December 20, 2016 Meredith Klein

This salad has been a huge hit at many of my retreats this fall, and was so frequently requested that I've decided to share it here. If pomegranates are not in season, you can omit them or use dried cranberries in their place to maintain a sweet-and-sour kick.

¼ c. balsamic vinegar
2 T. Dijon mustard
1 t. salt
¼ c. olive oil
1 bunch curly green kale, de-ribbed and cut into thin ribbons
¼ c. walnuts, chopped coarsely
2 pounds red beets, peeled and shredded
½ c. pomegranate arils (what are commonly called seeds)

Whisk together vinegar, mustard and salt in a small bowl. Slowly drizzle in olive oil, whisking constantly, until dressing is emulsified.

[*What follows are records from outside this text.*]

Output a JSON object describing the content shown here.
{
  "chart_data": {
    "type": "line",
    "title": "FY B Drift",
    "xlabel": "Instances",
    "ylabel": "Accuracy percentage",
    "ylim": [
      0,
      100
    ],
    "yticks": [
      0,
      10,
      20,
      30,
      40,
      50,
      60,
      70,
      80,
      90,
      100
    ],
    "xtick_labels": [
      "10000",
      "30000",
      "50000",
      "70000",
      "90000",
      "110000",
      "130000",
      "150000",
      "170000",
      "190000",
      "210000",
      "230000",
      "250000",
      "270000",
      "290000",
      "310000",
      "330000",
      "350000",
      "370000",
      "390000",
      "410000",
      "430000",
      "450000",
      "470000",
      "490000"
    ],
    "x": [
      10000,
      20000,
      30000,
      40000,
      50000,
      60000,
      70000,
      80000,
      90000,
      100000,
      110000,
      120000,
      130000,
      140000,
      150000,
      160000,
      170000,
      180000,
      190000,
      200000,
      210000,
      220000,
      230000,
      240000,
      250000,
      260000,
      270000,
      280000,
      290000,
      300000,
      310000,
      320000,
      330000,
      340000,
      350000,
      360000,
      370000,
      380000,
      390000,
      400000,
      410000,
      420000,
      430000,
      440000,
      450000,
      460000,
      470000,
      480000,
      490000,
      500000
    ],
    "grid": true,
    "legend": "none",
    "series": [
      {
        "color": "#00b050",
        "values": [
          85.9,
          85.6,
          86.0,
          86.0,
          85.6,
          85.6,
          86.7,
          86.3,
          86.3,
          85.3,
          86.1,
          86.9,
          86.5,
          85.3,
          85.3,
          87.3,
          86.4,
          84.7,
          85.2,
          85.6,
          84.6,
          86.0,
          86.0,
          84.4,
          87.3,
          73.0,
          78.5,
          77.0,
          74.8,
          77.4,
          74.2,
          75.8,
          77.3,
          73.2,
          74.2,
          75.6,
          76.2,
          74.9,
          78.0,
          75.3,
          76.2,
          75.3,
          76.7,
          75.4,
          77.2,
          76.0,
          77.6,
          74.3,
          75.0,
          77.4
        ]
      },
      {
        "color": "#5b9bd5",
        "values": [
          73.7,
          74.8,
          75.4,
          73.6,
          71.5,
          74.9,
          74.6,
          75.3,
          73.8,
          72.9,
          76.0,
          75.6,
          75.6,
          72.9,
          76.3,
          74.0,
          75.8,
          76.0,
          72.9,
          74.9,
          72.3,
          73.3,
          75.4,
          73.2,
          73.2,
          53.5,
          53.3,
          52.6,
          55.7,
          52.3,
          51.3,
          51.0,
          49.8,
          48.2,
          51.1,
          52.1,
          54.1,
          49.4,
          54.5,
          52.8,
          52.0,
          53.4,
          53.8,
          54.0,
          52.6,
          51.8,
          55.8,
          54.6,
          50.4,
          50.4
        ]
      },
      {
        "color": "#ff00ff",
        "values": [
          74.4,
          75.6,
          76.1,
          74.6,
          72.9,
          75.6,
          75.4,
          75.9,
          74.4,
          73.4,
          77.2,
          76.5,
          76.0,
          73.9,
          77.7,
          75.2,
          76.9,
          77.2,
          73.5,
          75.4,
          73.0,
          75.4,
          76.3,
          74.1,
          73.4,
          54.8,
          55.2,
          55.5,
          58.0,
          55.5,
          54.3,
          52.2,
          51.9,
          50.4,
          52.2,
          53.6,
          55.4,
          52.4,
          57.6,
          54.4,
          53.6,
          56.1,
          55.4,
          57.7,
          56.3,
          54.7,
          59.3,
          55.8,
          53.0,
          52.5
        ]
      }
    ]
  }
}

Place prepared kale in a large bowl and pour dressing over it. Use your hands to massage the dressing into the kale until it becomes noticeably softer. Let kale marinate for 20-30 minutes.

While kale marinates, toast walnuts in a pre-heated 350-degree oven for 4-5 minutes, until fragrant and slightly darker. Remove from oven and set aside to cool.

Add beets, pomegranate arils and toasted walnuts to the kale and stir well. Serve immediately or refrigerate until ready to serve.